La demanda contra las manufactureras de armas sigue viva: una explicación de la sentencia

Un vendedor, un distribuidor y un fabricante, todos de armas, están situados el uno al lado del otro. El fabricante entrega los productos al distribuidor, quien se las entrega al vendedor, quien a su vez se las entrega a un grupo de clientes compuesto por compradores legales y también por conocidos miembros de un cártel de narcotraficantes que se hacen pasar por compradores de paja. El fabricante no solamente satisface el pedido, sino que ve una oportunidad: retoca sus anuncios para atraer mejor al cártel y reiteradamente suministra más armas. Este escenario idealmente hipotético ejemplifica cómo, al distribuir armas a sabiendas de que entre los clientes hay compradores ilegales, y al tomar decisiones de diseño y marketing dirigidas exactamente a esos compradores, el fabricante está facilitando y promoviendo ventas ilegales que tienen efectos negativos como el aumento de la violencia en nuestro país.1

Ilustración: Víctor Solís

No somos las autoras de esa analogía tan sencilla como efectiva; este escenario fue eficazmente planteado por el magistrado Kayatta, integrante de la Corte de Apelaciones del Primer Circuito en Estados Unidos que, en un caso sin precedentes, concedió a México la oportunidad de demostrar en juicio que, a través de prácticas comerciales negligentes, las empresas fabricantes y distribuidoras de armas facilitan el tráfico ilícito de sus productos y causan daños en nuestro territorio. La propuesta de un escenario tan claro y contundente por parte del magistrado Kayatta, junto al reconocimiento unánime de la postura que México sostiene,2 representan una victoria en sí misma.

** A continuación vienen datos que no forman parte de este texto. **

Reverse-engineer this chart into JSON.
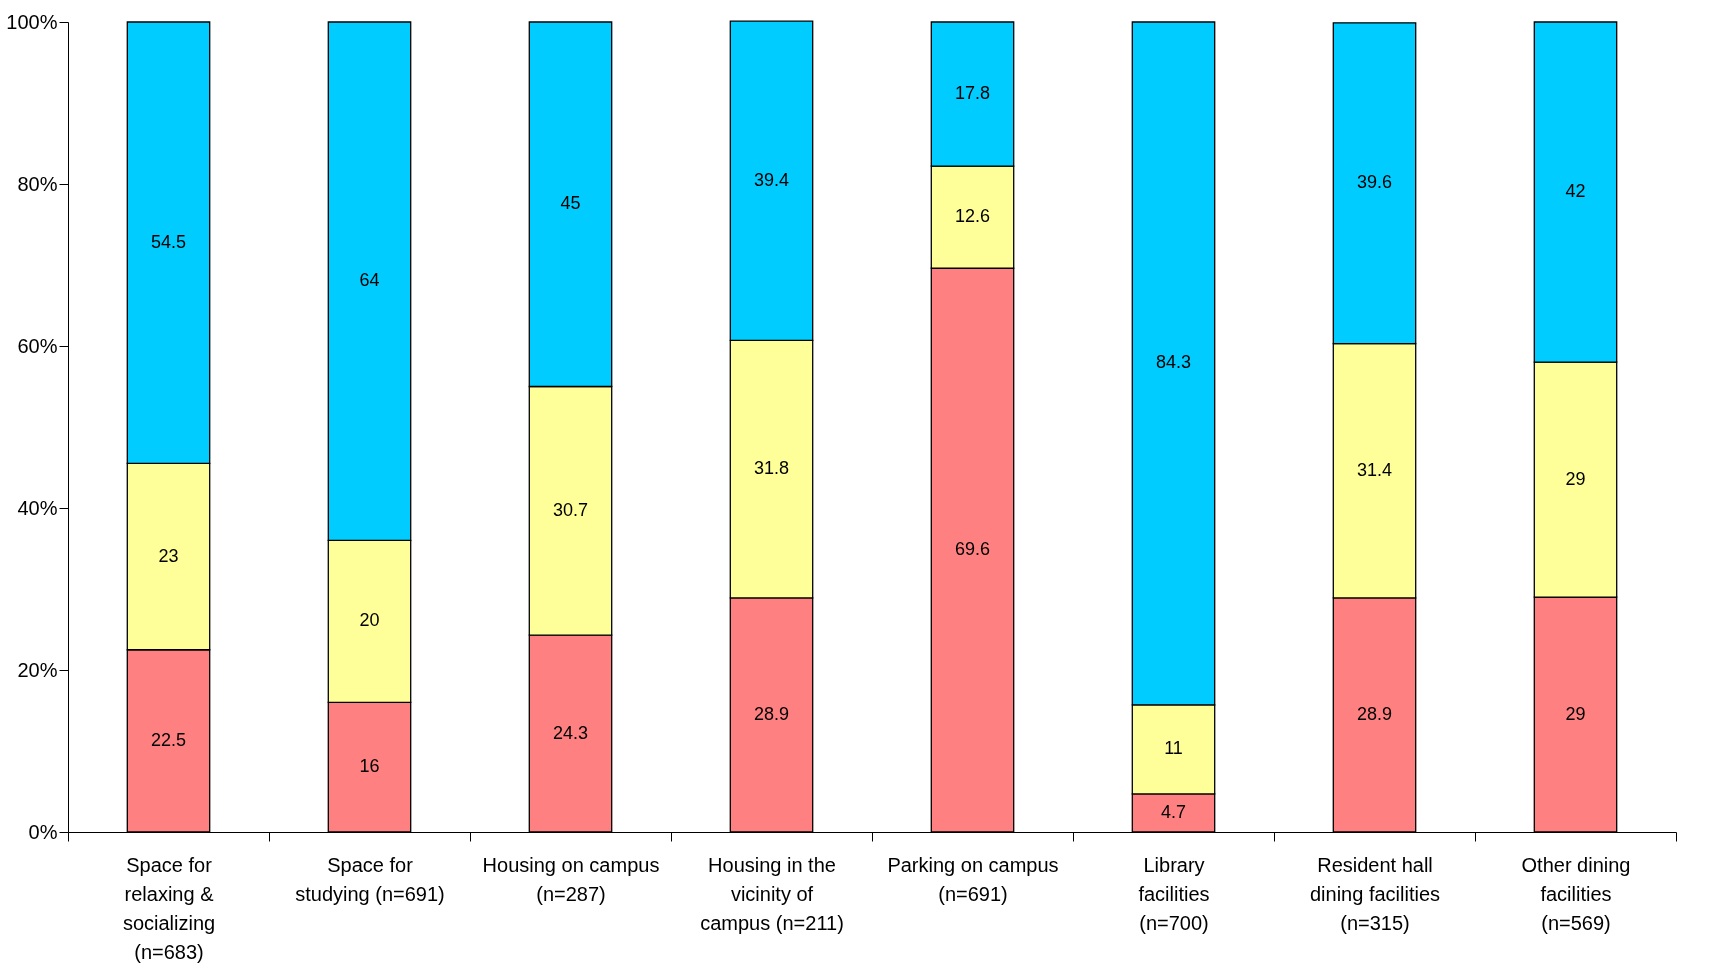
{
  "chart_data": {
    "type": "bar",
    "stacked": true,
    "data_labels": true,
    "grid": false,
    "legend": false,
    "categories": [
      "Space for relaxing & socializing (n=683)",
      "Space for studying (n=691)",
      "Housing on campus (n=287)",
      "Housing in the vicinity of campus (n=211)",
      "Parking on campus (n=691)",
      "Library facilities (n=700)",
      "Resident hall dining facilities (n=315)",
      "Other dining facilities (n=569)"
    ],
    "series": [
      {
        "color": "#ff8080",
        "values": [
          22.5,
          16,
          24.3,
          28.9,
          69.6,
          4.7,
          28.9,
          29
        ]
      },
      {
        "color": "#ffff99",
        "values": [
          23,
          20,
          30.7,
          31.8,
          12.6,
          11,
          31.4,
          29
        ]
      },
      {
        "color": "#00ccff",
        "values": [
          54.5,
          64,
          45,
          39.4,
          17.8,
          84.3,
          39.6,
          42
        ]
      }
    ],
    "ylim": [
      0,
      100
    ],
    "yticks": [
      {
        "value": 0,
        "label": "0%"
      },
      {
        "value": 20,
        "label": "20%"
      },
      {
        "value": 40,
        "label": "40%"
      },
      {
        "value": 60,
        "label": "60%"
      },
      {
        "value": 80,
        "label": "80%"
      },
      {
        "value": 100,
        "label": "100%"
      }
    ]
  }
}
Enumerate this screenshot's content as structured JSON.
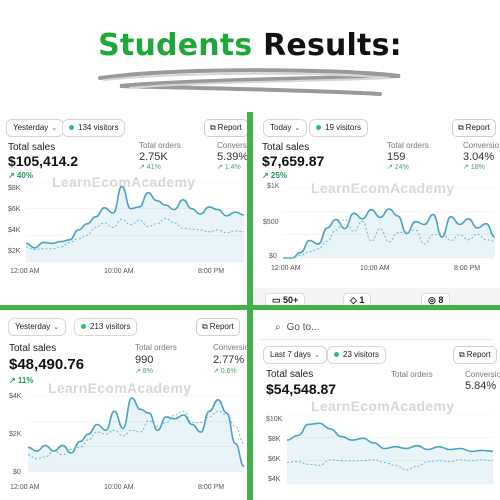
{
  "header": {
    "title_green": "Students",
    "title_black": "Results:"
  },
  "panels": [
    {
      "period": "Yesterday",
      "visitors": "134 visitors",
      "report": "Report",
      "total_label": "Total sales",
      "total_value": "$105,414.2",
      "change": "↗ 40%",
      "orders_label": "Total orders",
      "orders_value": "2.75K",
      "orders_change": "↗ 41%",
      "conv_label": "Conversio",
      "conv_value": "5.39%",
      "conv_change": "↗ 1.4%",
      "watermark": "LearnEcomAcademy",
      "y_ticks": [
        "$8K",
        "$6K",
        "$4K",
        "$2K"
      ],
      "x_ticks": [
        "12:00 AM",
        "10:00 AM",
        "8:00 PM"
      ]
    },
    {
      "period": "Today",
      "visitors": "19 visitors",
      "report": "Report",
      "total_label": "Total sales",
      "total_value": "$7,659.87",
      "change": "↗ 25%",
      "orders_label": "Total orders",
      "orders_value": "159",
      "orders_change": "↗ 24%",
      "conv_label": "Conversio",
      "conv_value": "3.04%",
      "conv_change": "↗ 18%",
      "watermark": "LearnEcomAcademy",
      "y_ticks": [
        "$1K",
        "$500",
        "$0"
      ],
      "x_ticks": [
        "12:00 AM",
        "10:00 AM",
        "8:00 PM"
      ],
      "strip_chips": [
        "50+",
        "1",
        "8"
      ]
    },
    {
      "period": "Yesterday",
      "visitors": "213 visitors",
      "report": "Report",
      "total_label": "Total sales",
      "total_value": "$48,490.76",
      "change": "↗ 11%",
      "orders_label": "Total orders",
      "orders_value": "990",
      "orders_change": "↗ 8%",
      "conv_label": "Conversio",
      "conv_value": "2.77%",
      "conv_change": "↗ 0.6%",
      "watermark": "LearnEcomAcademy",
      "y_ticks": [
        "$4K",
        "$2K",
        "$0"
      ],
      "x_ticks": [
        "12:00 AM",
        "10:00 AM",
        "8:00 PM"
      ]
    },
    {
      "search_placeholder": "Go to...",
      "period": "Last 7 days",
      "visitors": "23 visitors",
      "report": "Report",
      "total_label": "Total sales",
      "total_value": "$54,548.87",
      "orders_label": "Total orders",
      "conv_label": "Conversion",
      "conv_value": "5.84%",
      "watermark": "LearnEcomAcademy",
      "y_ticks": [
        "$10K",
        "$8K",
        "$6K",
        "$4K"
      ]
    }
  ],
  "colors": {
    "accent_green": "#1fa83a",
    "divider_green": "#43b14b",
    "line": "#4aa3c4",
    "positive": "#1f9d55"
  },
  "icons": {
    "report": "report-icon",
    "search": "search-icon",
    "dropdown": "chevron-down-icon",
    "trend": "trend-up-icon"
  },
  "chart_data": [
    {
      "type": "line",
      "x_labels": [
        "12:00 AM",
        "10:00 AM",
        "8:00 PM"
      ],
      "ylim": [
        0,
        9000
      ],
      "series": [
        {
          "values": [
            2100,
            1600,
            2200,
            2100,
            2300,
            2500,
            3600,
            4300,
            5100,
            6100,
            5500,
            8500,
            6000,
            6200,
            7800,
            6900,
            6400,
            5900,
            7000,
            6000,
            5400,
            6200,
            5900,
            5200,
            5600,
            5300
          ]
        },
        {
          "values": [
            1700,
            1400,
            1500,
            1500,
            1700,
            2200,
            2600,
            3000,
            3900,
            4400,
            3900,
            4800,
            4200,
            4700,
            4000,
            4300,
            4900,
            4400,
            3800,
            3700,
            3600,
            3400,
            3600,
            3300,
            3500,
            3400
          ]
        }
      ]
    },
    {
      "type": "line",
      "x_labels": [
        "12:00 AM",
        "10:00 AM",
        "8:00 PM"
      ],
      "ylim": [
        0,
        1000
      ],
      "series": [
        {
          "values": [
            0,
            0,
            80,
            250,
            200,
            430,
            550,
            420,
            640,
            560,
            690,
            580,
            700,
            600,
            350,
            520,
            480,
            620,
            300,
            590,
            480,
            560,
            430,
            490,
            300
          ]
        },
        {
          "values": [
            0,
            0,
            40,
            90,
            130,
            240,
            400,
            550,
            380,
            520,
            240,
            420,
            230,
            360,
            380,
            400,
            200,
            330,
            360,
            250,
            330,
            260,
            340,
            260,
            240
          ]
        }
      ]
    },
    {
      "type": "line",
      "x_labels": [
        "12:00 AM",
        "10:00 AM",
        "8:00 PM"
      ],
      "ylim": [
        0,
        4000
      ],
      "series": [
        {
          "values": [
            1300,
            1100,
            1400,
            1100,
            1400,
            1000,
            1600,
            2000,
            2500,
            2200,
            3200,
            2300,
            3900,
            3300,
            3100,
            2200,
            2900,
            2800,
            3000,
            2500,
            2100,
            3200,
            3800,
            3100,
            1500,
            300
          ]
        },
        {
          "values": [
            900,
            700,
            800,
            1100,
            900,
            1200,
            1300,
            1700,
            2100,
            2000,
            2200,
            1900,
            2200,
            2100,
            2700,
            2400,
            2600,
            3000,
            3200,
            2600,
            2600,
            2900,
            3200,
            3000,
            2400,
            1500
          ]
        }
      ]
    },
    {
      "type": "line",
      "ylim": [
        3500,
        11000
      ],
      "series": [
        {
          "values": [
            8200,
            8700,
            9900,
            10000,
            9400,
            8600,
            8200,
            8400,
            7900,
            7300,
            7500,
            7300,
            7600,
            7200,
            7500,
            7200,
            7300,
            7000,
            7100,
            7000
          ]
        },
        {
          "values": [
            5800,
            5900,
            5600,
            5500,
            6100,
            6000,
            6000,
            6000,
            6100,
            5800,
            5500,
            5000,
            5400,
            5900,
            6000,
            5900,
            6100,
            6000,
            6100,
            6000
          ]
        }
      ]
    }
  ]
}
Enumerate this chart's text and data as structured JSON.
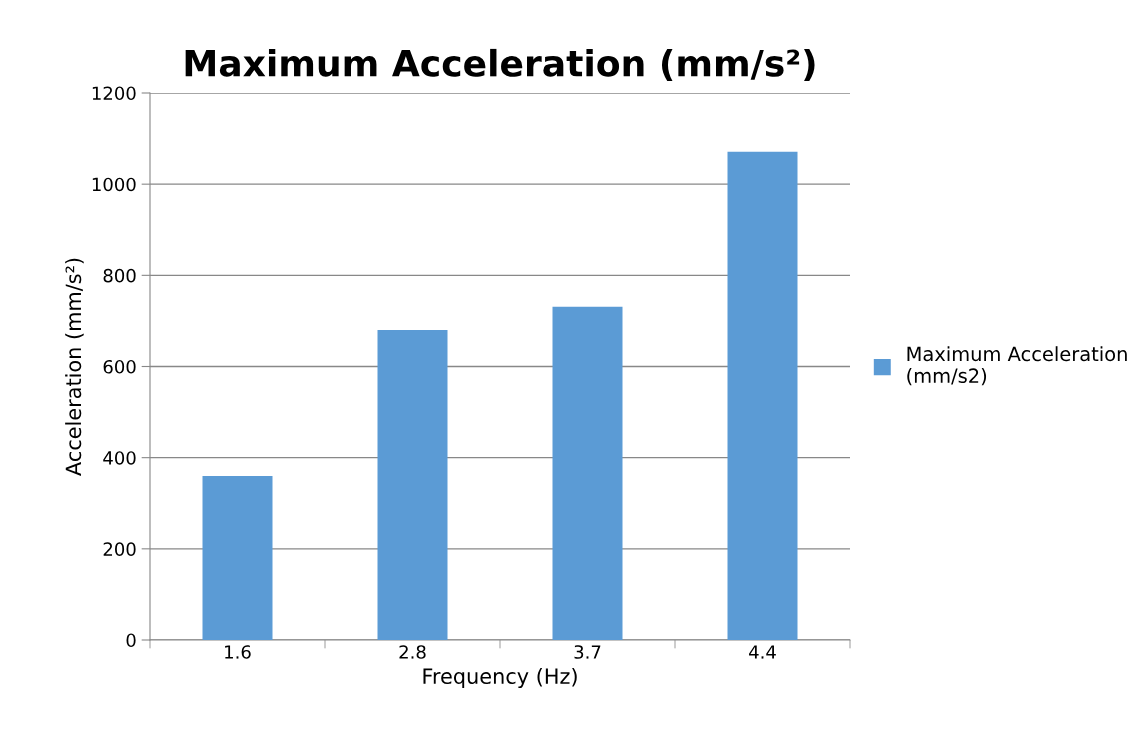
{
  "chart_data": {
    "type": "bar",
    "title": "Maximum Acceleration (mm/s²)",
    "xlabel": "Frequency (Hz)",
    "ylabel": "Acceleration (mm/s²)",
    "categories": [
      "1.6",
      "2.8",
      "3.7",
      "4.4"
    ],
    "series": [
      {
        "name": "Maximum Acceleration (mm/s2)",
        "color": "#5b9bd5",
        "values": [
          360,
          680,
          731,
          1071
        ]
      }
    ],
    "ylim": [
      0,
      1200
    ],
    "yticks": [
      0,
      200,
      400,
      600,
      800,
      1000,
      1200
    ],
    "grid": "y",
    "legend": "right"
  }
}
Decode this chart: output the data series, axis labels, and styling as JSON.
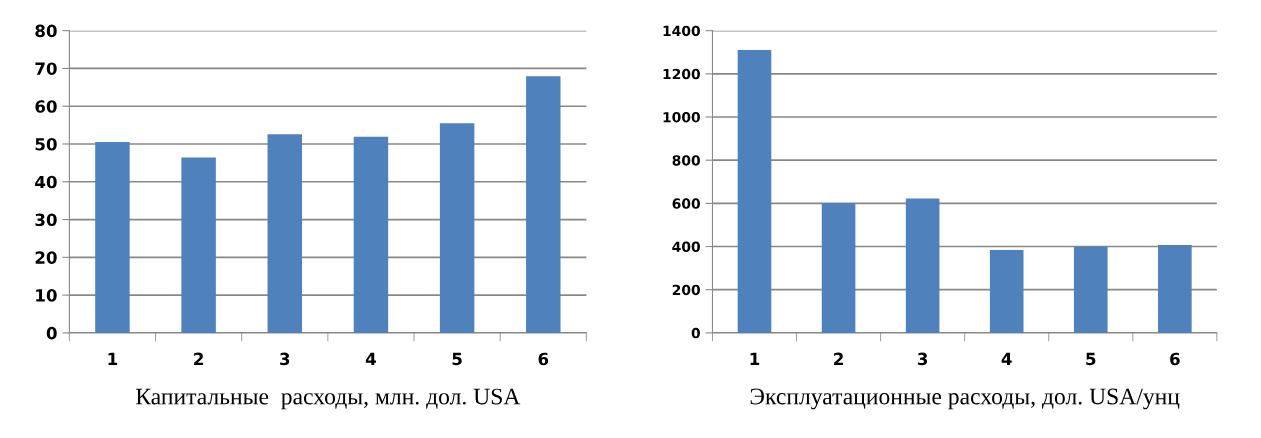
{
  "chart_data": [
    {
      "type": "bar",
      "xlabel": "Капитальные  расходы, млн. дол. USA",
      "categories": [
        "1",
        "2",
        "3",
        "4",
        "5",
        "6"
      ],
      "values": [
        50.5,
        46.4,
        52.6,
        51.9,
        55.5,
        67.9
      ],
      "color": "#4f81bd",
      "ylim": [
        0,
        80
      ],
      "yticks": [
        0,
        10,
        20,
        30,
        40,
        50,
        60,
        70,
        80
      ],
      "grid": "y"
    },
    {
      "type": "bar",
      "xlabel": "Эксплуатационные расходы, дол. USA/унц",
      "categories": [
        "1",
        "2",
        "3",
        "4",
        "5",
        "6"
      ],
      "values": [
        1310,
        602,
        623,
        384,
        399,
        407
      ],
      "color": "#4f81bd",
      "ylim": [
        0,
        1400
      ],
      "yticks": [
        0,
        200,
        400,
        600,
        800,
        1000,
        1200,
        1400
      ],
      "grid": "y"
    }
  ]
}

La demanda entablada por México es la primera en la que un Estado extranjero le reclama a la industria de armas estadounidense el pago de una indemnización por los daños que sus prácticas comerciales han ocasionado en su territorio y a su población. México demandó a siete empresas, manufactureras y distribuidoras de armas en dicho país, alegando principalmente que sus conductas negligentes generan daños directos en nuestro territorio. Como se ha enfatizado en varias ocasiones, y contrario a lo que pudiera parecer una reacción intuitiva ante las acciones presentadas por el Estado mexicano, la demanda en contra de las manufactureras de armas no tiene como objetivo combatir la segunda enmienda, sino coadyuvar en la delimitación de la responsabilidad de las manufactureras dentro de los parámetros de la Ley para la Protección del Comercio Legal de Armas (PLCAA por sus siglas en inglés).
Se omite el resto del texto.